Wednesday, October 30, 2013
A Blowout Bills Can Build On
The Buffalo Bills were exposed Sunday in New Orleans as a raw team whose inexperience is compounded by basic physical inadequacies.
So it stands to reason they should beat the NFL's lone unbeaten team later this week.
A double-digit underdog to the Saints, Buffalo confounded one of the league's most explosive aerial attacks for most of the first half, while scraping together enough offense to take a 10-7 lead on a Dan Carpenter field goal with less than five minutes remaining before intermission.
Defensive Coordinator Mike Pettine's blend of coverages and blitzes had created enough pressure to discombobulate Drew Brees, limiting the Saints to 32 net passing yards in the game's first 25 minutes. Gum and string only hold up for just so long, though, and Brees inevitably found the weak spot.
Two snaps after Carpenter's field goal, Brees saw Jerry Hughes in coverage on wide receiver Kenny Stills. After freezing the Buffalo linebacker, who is far better on the blitz than in coverage, with a play-action fake, Brees hit an obscenely open Stills for a 69-yard touchdown and the pummeling commenced.
Brees spent the rest of the game resembling a video-game quarterback, zipping perfect throws all over the field. Brees exploited another coverage mismatch on Stills for the last of his five touchdown passes, when the rookie was able to box out Nickell Robey in the end zone midway through the fourth quarter.

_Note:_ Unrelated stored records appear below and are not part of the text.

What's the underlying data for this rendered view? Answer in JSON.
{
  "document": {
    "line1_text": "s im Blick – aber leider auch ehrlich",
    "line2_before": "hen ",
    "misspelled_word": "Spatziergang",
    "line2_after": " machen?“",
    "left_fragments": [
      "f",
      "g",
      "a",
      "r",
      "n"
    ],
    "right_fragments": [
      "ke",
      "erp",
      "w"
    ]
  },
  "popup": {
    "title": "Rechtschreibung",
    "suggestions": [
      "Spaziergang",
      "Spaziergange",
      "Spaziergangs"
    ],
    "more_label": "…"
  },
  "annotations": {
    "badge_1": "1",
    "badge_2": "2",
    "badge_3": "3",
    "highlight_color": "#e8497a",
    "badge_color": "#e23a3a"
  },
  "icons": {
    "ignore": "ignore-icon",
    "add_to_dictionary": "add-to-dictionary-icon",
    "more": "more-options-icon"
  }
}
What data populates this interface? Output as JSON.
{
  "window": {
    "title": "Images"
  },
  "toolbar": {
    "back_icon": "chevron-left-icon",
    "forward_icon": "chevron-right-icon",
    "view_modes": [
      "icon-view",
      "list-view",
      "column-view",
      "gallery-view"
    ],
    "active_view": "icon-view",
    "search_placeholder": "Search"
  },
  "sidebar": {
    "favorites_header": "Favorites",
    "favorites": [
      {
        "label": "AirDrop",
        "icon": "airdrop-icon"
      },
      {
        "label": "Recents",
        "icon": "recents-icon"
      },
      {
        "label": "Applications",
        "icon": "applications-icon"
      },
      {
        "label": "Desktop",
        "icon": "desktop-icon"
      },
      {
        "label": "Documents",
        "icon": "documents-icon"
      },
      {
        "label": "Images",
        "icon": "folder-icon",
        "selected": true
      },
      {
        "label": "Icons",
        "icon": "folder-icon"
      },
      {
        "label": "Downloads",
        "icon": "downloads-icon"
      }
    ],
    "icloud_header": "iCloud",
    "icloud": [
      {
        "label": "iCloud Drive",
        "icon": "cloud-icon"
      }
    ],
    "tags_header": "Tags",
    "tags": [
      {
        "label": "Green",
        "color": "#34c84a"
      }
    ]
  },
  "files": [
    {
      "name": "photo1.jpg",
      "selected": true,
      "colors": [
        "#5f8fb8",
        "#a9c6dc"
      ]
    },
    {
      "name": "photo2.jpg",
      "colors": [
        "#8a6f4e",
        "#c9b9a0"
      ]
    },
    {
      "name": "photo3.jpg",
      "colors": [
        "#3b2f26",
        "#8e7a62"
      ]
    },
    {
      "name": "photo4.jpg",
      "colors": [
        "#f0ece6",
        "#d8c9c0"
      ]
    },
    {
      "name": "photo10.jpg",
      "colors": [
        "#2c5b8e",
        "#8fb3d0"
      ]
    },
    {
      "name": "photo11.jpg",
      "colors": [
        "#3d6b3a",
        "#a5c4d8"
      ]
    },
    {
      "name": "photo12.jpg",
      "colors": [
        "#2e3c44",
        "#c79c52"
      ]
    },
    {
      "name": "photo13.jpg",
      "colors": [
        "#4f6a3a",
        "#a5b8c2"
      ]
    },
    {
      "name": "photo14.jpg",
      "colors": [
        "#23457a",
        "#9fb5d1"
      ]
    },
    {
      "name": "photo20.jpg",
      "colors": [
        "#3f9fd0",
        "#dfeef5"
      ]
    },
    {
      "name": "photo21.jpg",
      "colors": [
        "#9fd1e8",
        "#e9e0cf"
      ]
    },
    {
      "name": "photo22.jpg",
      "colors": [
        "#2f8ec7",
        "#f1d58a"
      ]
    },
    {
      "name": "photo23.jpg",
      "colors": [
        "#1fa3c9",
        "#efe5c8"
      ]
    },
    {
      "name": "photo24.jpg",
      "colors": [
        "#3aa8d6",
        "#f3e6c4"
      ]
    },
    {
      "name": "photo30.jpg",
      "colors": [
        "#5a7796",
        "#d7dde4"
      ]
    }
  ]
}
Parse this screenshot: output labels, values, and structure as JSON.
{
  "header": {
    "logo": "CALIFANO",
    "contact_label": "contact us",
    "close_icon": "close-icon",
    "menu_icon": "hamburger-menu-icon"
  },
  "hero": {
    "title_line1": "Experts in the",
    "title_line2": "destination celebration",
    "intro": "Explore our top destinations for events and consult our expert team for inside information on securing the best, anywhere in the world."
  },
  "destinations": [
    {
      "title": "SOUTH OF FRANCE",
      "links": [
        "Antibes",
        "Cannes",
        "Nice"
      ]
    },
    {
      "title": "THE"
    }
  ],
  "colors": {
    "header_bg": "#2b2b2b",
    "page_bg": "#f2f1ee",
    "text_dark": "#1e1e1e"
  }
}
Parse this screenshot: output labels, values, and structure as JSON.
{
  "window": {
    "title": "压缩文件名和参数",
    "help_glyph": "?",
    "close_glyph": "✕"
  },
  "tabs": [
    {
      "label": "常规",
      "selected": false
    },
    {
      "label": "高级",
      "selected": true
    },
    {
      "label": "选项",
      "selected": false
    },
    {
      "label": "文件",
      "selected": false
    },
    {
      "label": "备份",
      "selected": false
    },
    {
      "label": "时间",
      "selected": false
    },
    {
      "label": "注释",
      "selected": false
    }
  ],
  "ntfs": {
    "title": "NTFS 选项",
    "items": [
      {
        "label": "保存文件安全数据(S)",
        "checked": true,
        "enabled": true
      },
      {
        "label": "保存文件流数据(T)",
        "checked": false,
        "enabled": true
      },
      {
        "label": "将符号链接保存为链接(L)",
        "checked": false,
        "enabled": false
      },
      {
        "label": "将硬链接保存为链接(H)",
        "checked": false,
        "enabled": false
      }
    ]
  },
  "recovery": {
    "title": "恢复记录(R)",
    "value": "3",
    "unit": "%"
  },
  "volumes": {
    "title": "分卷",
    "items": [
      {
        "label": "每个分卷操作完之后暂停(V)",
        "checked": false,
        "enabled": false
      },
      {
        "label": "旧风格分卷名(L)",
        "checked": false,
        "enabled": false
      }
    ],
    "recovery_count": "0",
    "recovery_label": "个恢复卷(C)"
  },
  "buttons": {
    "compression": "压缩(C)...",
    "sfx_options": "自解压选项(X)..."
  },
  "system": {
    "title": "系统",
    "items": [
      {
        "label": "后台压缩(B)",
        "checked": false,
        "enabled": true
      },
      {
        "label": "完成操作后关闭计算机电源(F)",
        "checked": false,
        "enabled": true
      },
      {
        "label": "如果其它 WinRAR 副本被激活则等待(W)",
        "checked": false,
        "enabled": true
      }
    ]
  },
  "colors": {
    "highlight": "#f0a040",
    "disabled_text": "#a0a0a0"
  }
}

Robey, generously listed at 5-foot-7 and 165 pounds, made the 6-foot, 194-pound Stills look like an NBA power forward on the play that capped the 35-17 New Orleans win. He also got beat on the first New Orleans touchdown, when he mistimed a swipe on Brees' 15-yard throw to Lance Moore.
Robey is aggressive and smart, with a knack for being in the right place, having sparked the win over Miami a week earlier with a 19-yard interception return for the opening score. On Sunday, he blew up a Saints screen pass for a 6-yard loss to stop the Saints' first series.
His size strips him of any margin for error, though, as shown on both touchdowns he gave up.
Keeping up with the Saints required near-perfection from the Buffalo offense, too. With their most explosive player sidelined and Thaddeus Lewis making his third start four weeks after joining the active roster, the Bills' offensive flaws glared.
The Chiefs, unbeaten though they may be in their first year under longtime Eagles coach Andy Reid, are far from perfect.
San Francisco exile Alex Smith is the ideal quarterback for the low-risk offense Reid has installed, and has a couple of top-level weapons to work with in running back Jamaal Charles and receivers Dexter McCluster, Donnie Avery and Dwayne Bowe, but none have shown the touchdown-on-any-play capability displayed by just about every Saints receiver.
In compiling that 8-0 mark, the Chiefs have beaten seven lousy teams and one sporadically OK one, with that better-quality win against Dallas coming at home in Week 2 by a single point. Sunday will be Kansas City's first road game after three straight at home.
Buffalo, meanwhile, comes off its worst loss of the season, falling into We Want Marangi's thoroughly arbitrary blowout zone for the first time. The Bills may have been blown out, but they were not knocked out by the Saints.
Credit for that competitiveness has to be spread among the coaches and roster, but no players gets more than Thaddeus Lewis. As you may have noticed if you have been watching the last few weeks, that guy is pretty tough.
For someone who started the season as nobody's last-string quarterback, Lewis has absorbed blind-side hits, as well as shots he saw coming but lacked time to do much about.
Against Miami, he even had his helmet knocked off, and still completed a key pass. In New Orleans, he appeared to get knocked out on the game's first snap, but somehow shook it off to make it all the way through, despite pulling himself off the turf after seemingly every pass he threw.
That resilience has been infectious, with Doug Marrone sounding almost giddy about facing the unbeaten Chiefs at his Monday press conference. Suggesting the Bills have a good shot at an upset is hardly a unique WWM insight, and if the predictions already dotting social media are any indication of the public level of optimism, the crowd at Ralph Wilson Stadium should be at full roar by kickoff.
No doubt, Kansas City has improved immensely from last year's 2-14 disaster. But the Chiefs, who have feasted on feeble opposition through a home-heavy first half of the schedule, while ranking in the middle of the pack or lower in just about every statistical category, are not a 9-0 team.
After Sunday, they won't be.
That's pretty much the way I described the Bills Saints game, calling it an exciting blow-out.